Well, it’s not really a surprise that a cultural studies professor has written a book about the radical left (one more reason not to become a cultural studies major, in my opinion, due to the overt politicalization of the field).
“To readers I say: Engage Bérubé’s arguments, skim the block quotes that come almost every other page, and then skip the stuff on Hall (unless that’s your thing). You’ll rejoice that there’s such an intelligent and even-minded critic of the left who takes his principles seriously enough to challenge those who threaten to destroy them from within.”
It could be a useful book, if intellectually honest and accurate. Though it could just as easily be used by those on the political right to know their enemy, and seek to destroy the left, for example.

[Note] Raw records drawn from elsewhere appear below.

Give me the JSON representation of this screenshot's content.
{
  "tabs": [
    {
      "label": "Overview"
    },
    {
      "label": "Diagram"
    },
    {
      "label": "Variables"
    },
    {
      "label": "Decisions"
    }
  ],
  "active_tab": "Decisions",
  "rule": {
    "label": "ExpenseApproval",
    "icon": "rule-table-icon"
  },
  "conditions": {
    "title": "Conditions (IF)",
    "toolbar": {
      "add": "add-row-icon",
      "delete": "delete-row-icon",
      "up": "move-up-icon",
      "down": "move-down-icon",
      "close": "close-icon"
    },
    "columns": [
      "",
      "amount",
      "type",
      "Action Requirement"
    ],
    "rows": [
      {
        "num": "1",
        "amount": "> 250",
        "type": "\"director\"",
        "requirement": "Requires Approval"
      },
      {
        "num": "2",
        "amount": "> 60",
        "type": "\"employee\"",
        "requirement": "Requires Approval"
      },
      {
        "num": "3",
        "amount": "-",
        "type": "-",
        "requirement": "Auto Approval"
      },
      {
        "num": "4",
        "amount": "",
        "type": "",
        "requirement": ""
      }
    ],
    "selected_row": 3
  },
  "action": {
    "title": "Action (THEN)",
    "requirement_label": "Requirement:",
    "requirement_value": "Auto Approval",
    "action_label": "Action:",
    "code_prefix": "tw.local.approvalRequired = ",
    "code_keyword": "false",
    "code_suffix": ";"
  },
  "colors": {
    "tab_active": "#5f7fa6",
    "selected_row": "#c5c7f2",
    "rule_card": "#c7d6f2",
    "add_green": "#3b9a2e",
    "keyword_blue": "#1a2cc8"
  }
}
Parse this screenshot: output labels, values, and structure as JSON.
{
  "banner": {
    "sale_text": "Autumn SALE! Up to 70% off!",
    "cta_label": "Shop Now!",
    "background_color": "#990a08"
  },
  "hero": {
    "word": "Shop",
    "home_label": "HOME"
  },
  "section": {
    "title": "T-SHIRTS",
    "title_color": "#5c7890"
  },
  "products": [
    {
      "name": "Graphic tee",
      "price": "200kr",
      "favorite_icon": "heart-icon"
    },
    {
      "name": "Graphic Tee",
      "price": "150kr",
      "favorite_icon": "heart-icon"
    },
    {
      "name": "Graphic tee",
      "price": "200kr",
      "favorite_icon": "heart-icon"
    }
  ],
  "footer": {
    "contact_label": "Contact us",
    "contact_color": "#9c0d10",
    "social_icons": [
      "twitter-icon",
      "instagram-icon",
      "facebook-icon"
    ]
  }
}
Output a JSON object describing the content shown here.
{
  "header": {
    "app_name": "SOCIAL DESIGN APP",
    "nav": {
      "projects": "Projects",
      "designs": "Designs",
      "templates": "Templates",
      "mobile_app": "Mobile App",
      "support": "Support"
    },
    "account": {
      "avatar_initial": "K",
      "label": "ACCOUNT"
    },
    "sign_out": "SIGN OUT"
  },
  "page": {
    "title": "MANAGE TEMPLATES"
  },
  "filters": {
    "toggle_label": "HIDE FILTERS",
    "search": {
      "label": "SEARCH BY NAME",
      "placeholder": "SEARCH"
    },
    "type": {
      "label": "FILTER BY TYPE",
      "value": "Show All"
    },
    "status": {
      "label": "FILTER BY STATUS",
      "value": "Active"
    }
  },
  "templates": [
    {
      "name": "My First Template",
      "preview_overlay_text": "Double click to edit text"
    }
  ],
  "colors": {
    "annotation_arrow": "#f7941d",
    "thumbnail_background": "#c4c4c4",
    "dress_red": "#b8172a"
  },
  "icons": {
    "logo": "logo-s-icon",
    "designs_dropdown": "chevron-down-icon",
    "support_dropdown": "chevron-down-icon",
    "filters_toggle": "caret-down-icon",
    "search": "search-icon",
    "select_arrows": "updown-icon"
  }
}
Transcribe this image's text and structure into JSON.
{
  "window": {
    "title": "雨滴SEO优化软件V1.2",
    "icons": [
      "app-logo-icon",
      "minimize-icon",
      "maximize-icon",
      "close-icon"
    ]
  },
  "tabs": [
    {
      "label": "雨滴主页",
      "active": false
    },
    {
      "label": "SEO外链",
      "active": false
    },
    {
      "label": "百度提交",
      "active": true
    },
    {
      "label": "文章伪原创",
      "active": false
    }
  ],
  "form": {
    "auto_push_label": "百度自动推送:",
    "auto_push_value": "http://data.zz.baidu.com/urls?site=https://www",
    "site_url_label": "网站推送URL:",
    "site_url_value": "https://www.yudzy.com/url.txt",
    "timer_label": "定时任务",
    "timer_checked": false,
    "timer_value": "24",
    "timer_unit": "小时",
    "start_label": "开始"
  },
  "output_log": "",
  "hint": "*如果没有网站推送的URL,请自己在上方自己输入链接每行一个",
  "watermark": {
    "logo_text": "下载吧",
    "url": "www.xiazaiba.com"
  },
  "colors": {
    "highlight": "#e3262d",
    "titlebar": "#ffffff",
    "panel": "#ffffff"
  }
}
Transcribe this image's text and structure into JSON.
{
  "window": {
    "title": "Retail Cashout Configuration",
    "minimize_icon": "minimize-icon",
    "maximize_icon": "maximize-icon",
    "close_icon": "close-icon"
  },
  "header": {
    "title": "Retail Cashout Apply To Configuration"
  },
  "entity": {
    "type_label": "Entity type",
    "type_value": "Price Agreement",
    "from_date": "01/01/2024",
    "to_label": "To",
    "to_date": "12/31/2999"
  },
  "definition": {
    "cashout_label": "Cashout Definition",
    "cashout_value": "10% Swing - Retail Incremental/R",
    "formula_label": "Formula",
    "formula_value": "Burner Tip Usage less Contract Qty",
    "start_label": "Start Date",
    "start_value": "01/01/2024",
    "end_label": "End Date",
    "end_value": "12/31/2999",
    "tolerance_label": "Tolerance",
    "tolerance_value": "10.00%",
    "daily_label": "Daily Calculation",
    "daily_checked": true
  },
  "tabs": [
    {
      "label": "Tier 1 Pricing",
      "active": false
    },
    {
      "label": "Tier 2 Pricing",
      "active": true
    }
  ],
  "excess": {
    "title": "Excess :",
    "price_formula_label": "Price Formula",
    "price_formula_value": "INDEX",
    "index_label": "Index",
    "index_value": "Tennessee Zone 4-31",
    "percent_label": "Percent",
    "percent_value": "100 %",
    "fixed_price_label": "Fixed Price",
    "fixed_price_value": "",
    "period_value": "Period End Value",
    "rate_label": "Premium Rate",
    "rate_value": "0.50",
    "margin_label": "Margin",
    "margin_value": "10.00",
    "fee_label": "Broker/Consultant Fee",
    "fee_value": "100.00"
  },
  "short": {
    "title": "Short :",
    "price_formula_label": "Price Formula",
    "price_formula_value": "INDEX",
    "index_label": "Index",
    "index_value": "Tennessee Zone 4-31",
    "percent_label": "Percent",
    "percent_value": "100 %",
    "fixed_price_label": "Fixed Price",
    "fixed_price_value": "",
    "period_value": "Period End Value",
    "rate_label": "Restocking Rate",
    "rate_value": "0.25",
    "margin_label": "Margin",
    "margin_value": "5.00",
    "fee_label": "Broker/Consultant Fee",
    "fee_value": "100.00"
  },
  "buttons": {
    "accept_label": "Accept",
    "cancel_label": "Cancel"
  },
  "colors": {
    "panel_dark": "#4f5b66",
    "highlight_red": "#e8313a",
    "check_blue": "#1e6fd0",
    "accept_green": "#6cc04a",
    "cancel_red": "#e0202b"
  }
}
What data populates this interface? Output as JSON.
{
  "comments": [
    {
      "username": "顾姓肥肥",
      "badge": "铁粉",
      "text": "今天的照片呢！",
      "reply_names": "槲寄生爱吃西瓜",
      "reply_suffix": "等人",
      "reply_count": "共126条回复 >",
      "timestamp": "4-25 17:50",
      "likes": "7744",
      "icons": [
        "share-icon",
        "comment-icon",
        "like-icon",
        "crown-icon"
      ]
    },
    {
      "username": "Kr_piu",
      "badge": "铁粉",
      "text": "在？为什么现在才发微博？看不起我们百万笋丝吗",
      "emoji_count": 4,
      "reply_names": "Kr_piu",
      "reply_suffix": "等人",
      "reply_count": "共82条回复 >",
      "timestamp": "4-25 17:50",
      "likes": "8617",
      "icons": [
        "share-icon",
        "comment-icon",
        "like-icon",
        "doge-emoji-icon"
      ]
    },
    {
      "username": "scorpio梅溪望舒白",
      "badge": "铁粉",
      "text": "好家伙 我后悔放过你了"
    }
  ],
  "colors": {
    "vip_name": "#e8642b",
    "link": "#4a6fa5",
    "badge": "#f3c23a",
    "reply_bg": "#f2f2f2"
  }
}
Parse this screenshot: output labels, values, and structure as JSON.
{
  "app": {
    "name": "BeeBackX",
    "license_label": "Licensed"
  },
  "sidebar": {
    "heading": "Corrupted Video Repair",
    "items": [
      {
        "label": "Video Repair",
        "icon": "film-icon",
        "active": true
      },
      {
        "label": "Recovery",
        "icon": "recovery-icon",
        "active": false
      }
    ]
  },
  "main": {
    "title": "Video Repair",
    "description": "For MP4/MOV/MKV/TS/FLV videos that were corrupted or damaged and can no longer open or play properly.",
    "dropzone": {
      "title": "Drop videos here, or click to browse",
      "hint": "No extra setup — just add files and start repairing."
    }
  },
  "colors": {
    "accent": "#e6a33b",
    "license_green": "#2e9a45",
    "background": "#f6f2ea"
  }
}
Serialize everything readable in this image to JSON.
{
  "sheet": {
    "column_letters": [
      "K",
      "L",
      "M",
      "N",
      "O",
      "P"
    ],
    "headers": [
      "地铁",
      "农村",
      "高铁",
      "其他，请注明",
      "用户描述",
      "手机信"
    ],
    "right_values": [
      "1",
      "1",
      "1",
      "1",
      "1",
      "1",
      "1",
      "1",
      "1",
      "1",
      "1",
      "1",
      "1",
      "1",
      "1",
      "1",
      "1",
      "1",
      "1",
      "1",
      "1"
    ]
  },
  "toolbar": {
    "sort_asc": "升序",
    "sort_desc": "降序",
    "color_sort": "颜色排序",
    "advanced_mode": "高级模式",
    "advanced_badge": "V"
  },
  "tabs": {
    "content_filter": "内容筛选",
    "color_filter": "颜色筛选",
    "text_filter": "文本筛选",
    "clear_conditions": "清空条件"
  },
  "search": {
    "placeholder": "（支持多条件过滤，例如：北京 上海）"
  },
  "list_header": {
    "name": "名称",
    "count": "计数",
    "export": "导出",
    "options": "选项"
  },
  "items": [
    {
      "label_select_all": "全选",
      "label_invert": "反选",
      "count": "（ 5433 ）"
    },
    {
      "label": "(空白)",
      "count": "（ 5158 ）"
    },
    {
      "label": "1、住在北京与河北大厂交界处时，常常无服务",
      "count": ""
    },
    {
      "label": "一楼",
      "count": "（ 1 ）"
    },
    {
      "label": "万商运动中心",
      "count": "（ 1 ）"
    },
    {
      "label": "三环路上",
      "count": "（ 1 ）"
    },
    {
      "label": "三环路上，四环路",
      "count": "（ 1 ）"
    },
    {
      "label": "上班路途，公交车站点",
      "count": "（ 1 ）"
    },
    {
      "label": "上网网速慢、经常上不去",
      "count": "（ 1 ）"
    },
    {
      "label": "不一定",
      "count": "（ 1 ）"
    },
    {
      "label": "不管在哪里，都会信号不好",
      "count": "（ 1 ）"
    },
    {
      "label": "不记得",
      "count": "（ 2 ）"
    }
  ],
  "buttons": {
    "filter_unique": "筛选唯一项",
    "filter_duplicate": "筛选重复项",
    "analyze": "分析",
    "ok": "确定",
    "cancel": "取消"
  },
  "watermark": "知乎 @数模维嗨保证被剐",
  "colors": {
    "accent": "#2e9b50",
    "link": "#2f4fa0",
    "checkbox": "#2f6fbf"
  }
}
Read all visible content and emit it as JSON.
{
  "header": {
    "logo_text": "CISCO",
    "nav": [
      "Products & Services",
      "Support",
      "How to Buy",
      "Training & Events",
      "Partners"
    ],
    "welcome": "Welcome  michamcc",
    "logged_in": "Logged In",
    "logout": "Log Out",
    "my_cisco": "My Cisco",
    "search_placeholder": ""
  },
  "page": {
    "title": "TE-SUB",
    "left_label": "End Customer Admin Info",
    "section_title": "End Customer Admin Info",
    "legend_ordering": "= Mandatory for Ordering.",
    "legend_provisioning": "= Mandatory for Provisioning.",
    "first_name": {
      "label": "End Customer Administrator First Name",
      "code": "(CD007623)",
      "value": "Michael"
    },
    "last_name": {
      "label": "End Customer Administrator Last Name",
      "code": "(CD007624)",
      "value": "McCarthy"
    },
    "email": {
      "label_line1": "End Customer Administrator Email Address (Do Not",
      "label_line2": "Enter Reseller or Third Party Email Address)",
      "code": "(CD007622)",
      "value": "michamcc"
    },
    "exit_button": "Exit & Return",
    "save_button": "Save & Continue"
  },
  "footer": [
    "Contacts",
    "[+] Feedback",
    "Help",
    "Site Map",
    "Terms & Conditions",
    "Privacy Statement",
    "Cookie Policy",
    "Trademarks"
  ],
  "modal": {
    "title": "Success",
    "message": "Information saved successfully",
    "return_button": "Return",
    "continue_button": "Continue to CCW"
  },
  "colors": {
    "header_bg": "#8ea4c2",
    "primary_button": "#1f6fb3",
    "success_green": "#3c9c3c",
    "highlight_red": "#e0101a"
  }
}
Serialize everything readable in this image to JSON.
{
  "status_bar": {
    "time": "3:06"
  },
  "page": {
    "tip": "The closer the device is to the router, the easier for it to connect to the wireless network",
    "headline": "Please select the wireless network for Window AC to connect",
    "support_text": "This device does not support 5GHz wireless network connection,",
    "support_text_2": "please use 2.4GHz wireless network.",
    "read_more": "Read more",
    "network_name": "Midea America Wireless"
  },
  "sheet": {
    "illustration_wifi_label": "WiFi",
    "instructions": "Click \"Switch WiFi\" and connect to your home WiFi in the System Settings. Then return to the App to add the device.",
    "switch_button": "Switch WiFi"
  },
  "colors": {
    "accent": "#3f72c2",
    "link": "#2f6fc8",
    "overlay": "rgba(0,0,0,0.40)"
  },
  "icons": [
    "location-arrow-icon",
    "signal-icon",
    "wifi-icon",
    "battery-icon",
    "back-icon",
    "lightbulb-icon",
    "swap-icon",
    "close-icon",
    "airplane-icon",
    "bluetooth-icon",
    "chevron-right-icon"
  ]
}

So, on that note, how good are the reasons to keep institutionalizing such thinking?
Gawande likens the state of health care to farming at the beginning of this century and what’s happened since. Individual doctors, patients and communities must make their own decisions, and work constantly to innovate, share knowledge, and solve the problems they have, alongside government officials (but not top-down mandates).
“At this point, we can’t afford any illusions: the system won’t fix itself, and there’s no piece of legislation that will have all the answers, either. The task will require dedicated and talented people in government agencies and in communities who recognize that the country’s future depends on their sidestepping the ideological battles, encouraging local change, and following the results. But if we’re willing to accept an arduous, messy, and continuous process we can come to grips with a problem even of this immensity. We’ve done it before.”
Like NOAA maybe? It’s a fine line to walk and maybe we can do it.
Anyways, a libertarian friend makes the argument that while this would be nice if it worked, it’s simply more of the same: extending health-care to is akin to extending home-ownership to all (Fannie Mae and Freddie Mac)…or college education to all. That’s too much egalitarianism, and look for the political and social consequences.